En los medios de comunicación aparecen recurrentemente artículos firmados por académicos que van en esa dirección optimista, hasta el punto de hablar de una economía de la abundancia, donde la escasez desaparecería gracias al impulso de la ciencia y de la tecnología. Los ejemplos que suelen argüirse son variados: la obtención de energía limpia, el desarrollo de las renovables, supondría, según tales previsiones, un mundo de energía infinita a coste casi cero. La síntesis artificial de alimentos constituye otro campo en dicho avance: la generación de comida infinita, creada en laboratorio, a partir de células madre y a costes exponencialmente decrecientes; esto afectaría igualmente a la producción de carne sintética creada sin animales.

Esta confianza acrítica, absoluta, en los progresos técnicos elude el funcionamiento, precisamente, de los principios físicos de la termodinámica, toda vez que para obtener la mayor cantidad posible de energía solar se van a necesitar importantes stocks de capital cuya generación va a requerir el consumo de la energía convencional en sus primeros estadios. La filosofía que impregna estas ideas proviene de los discursos más asimilados por la economía académica, bajo dos preceptos: la existencia de recursos suficientes (de manera que se resta importancia a la escasez de minerales); y lo que se ha venido a calificar como teorías energéticas del valor, es decir, la tesis de que el desarrollo científico proporcionará toda la energía necesaria para reciclar, de forma que el ambiente seguirá siendo natural y sustentará el crecimiento económico continuo. Se concluye que los materiales no son ni serán un problema, toda vez que pueden ser reciclados por mucho que se disipen. Es el «dogma energético».

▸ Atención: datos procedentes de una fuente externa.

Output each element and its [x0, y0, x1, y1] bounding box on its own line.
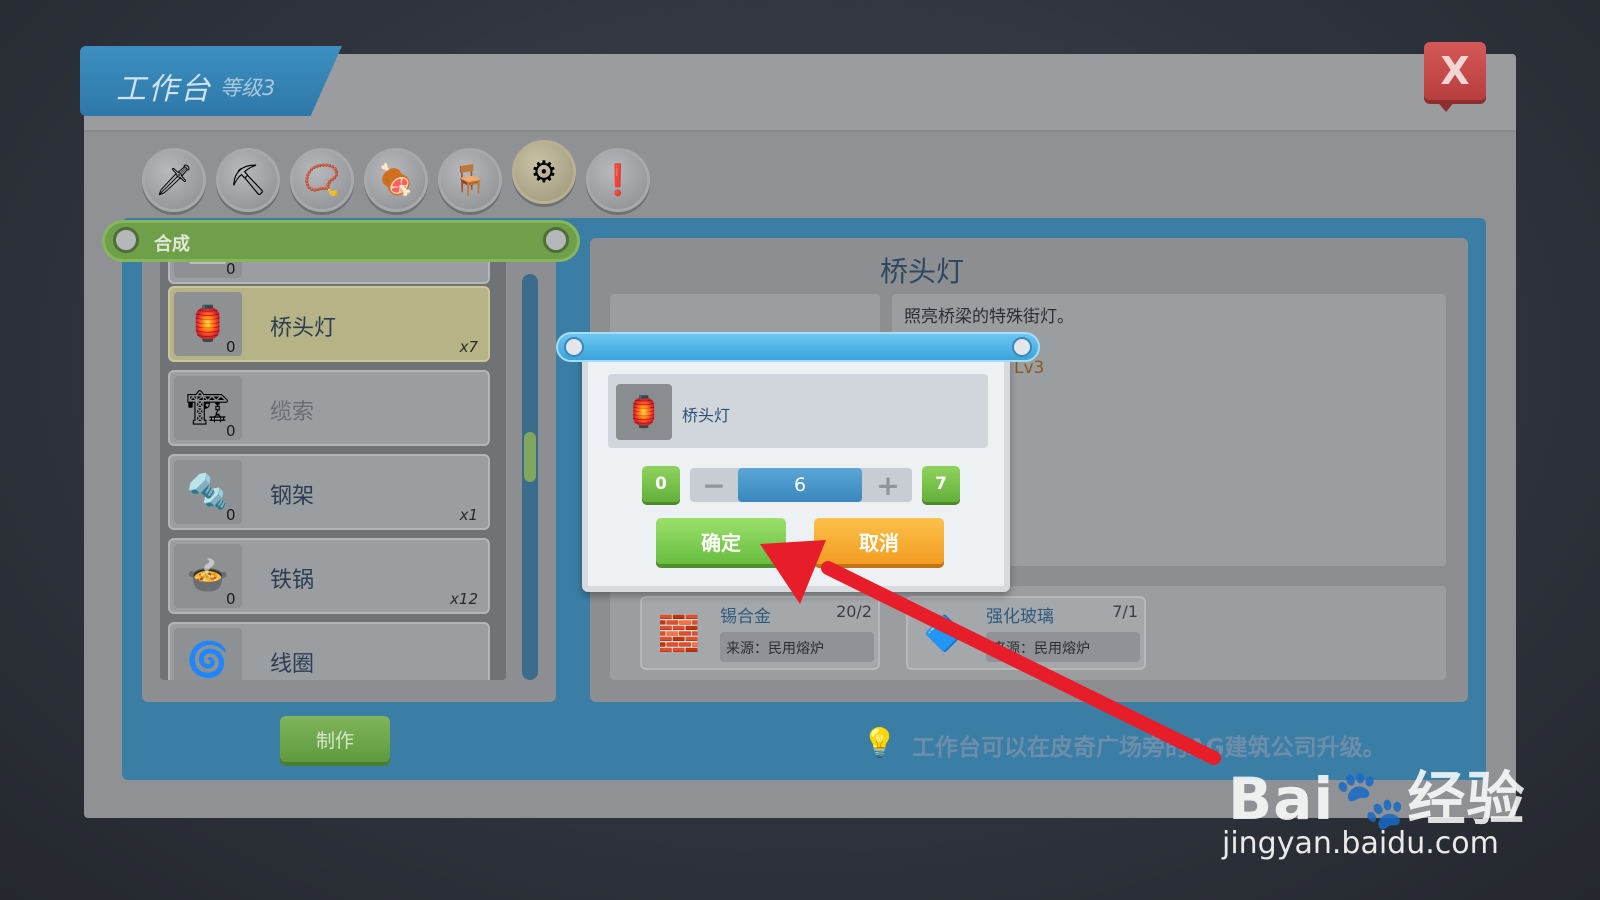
baidu-watermark-url: jingyan.baidu.com [1222, 826, 1499, 861]
baidu-watermark-logo: Bai🐾经验 [1228, 765, 1526, 833]
arrow-shaft [821, 561, 1221, 765]
arrow-head [760, 540, 826, 604]
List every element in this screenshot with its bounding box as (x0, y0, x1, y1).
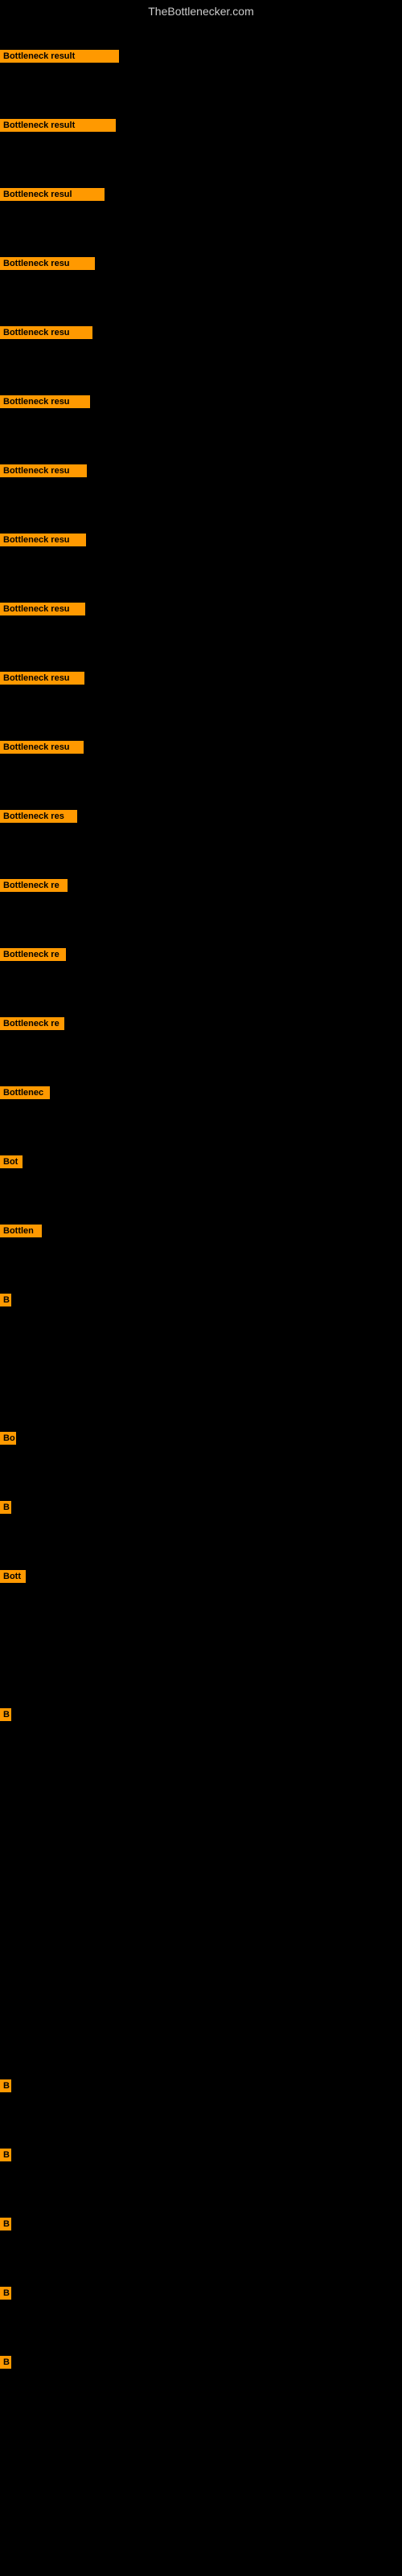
bottleneck-bar: Bottlenec (0, 1086, 402, 1099)
bottleneck-bar: Bott (0, 1570, 402, 1583)
bottleneck-label: Bottleneck result (0, 50, 119, 63)
bottleneck-bar: Bottleneck resu (0, 464, 402, 477)
bottleneck-bar: Bottleneck resu (0, 672, 402, 685)
bottleneck-bar: Bottleneck re (0, 879, 402, 892)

Los preceptos de circularidad en economía deben tener en cuenta todos estos elementos. El economista, el ingeniero, el geógrafo, el físico, el químico, el biólogo, el sociólogo, el historiador… Diferentes especialidades para trabajar conjuntamente para un fin común, aportando factores esenciales para explicar el ‘todo’, holísticamente. La economía circular no puede ser, entonces, un puro eslogan que queda bien. Si se quiere trabajar científicamente bajo esa denominación, el esfuerzo deberá ser comunitario, compartido y colaborativo. He aquí el gran reto, el desafío a encarar.